Failure to Ensure Advance Directive Documentation and Communication
Penalty
Summary
The facility failed to implement its policies and procedures regarding Advance Directives (AD) for three residents by not ensuring that information about the existence or execution of ADs was properly documented and accessible in the residents' medical records. For one resident with dementia, COPD, and osteoarthritis, the AD Acknowledgement form indicated an AD had been executed, but no copy was found in the chart or uploaded to the electronic medical record (EMR). The Director of Nursing (DON) confirmed that a copy should have been available to staff to address the resident's end-of-life wishes. Another resident with muscle weakness and mobility issues, who had intact cognition, did not have a completed AD Acknowledgement Form in the medical record. There was also no clinical documentation that Social Services had provided information about ADs or attempted to reach out to the resident or responsible party to offer this information upon admission, as required by facility policy. The DON confirmed that the form should have been completed and discussed with the resident or responsible party at admission.
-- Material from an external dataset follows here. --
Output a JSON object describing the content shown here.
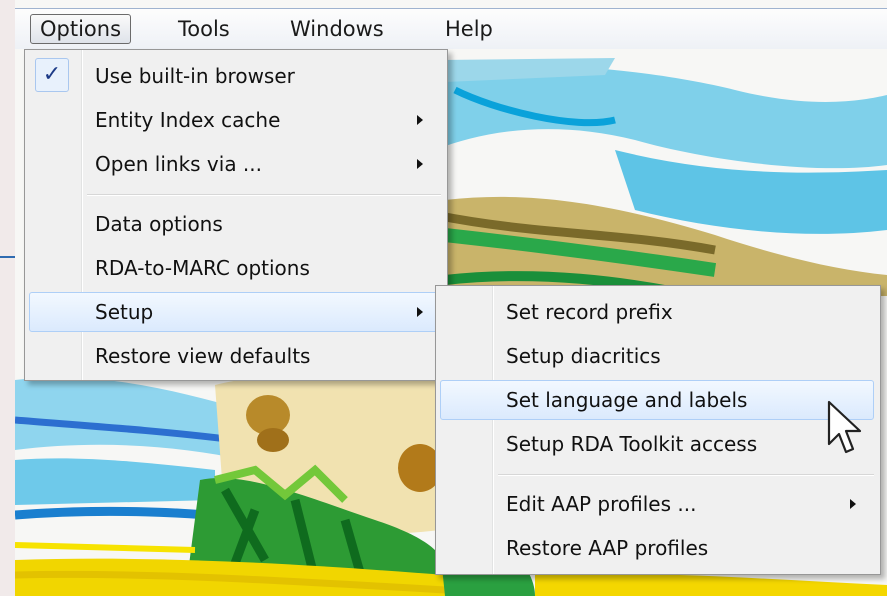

A third resident, with dementia and anemia and lacking decision-making capacity, also did not have documentation in the medical record regarding the existence of an AD or a Physician Orders for Life-Sustaining Treatment (POLST). Progress notes showed that nursing staff only recently attempted to contact the family about the AD and POLST, and the Advance Healthcare Directive Acknowledgment form was not completed. The DON acknowledged that the form should have been completed by Social Services and that there was no documentation of follow-up attempts prior to the recent week.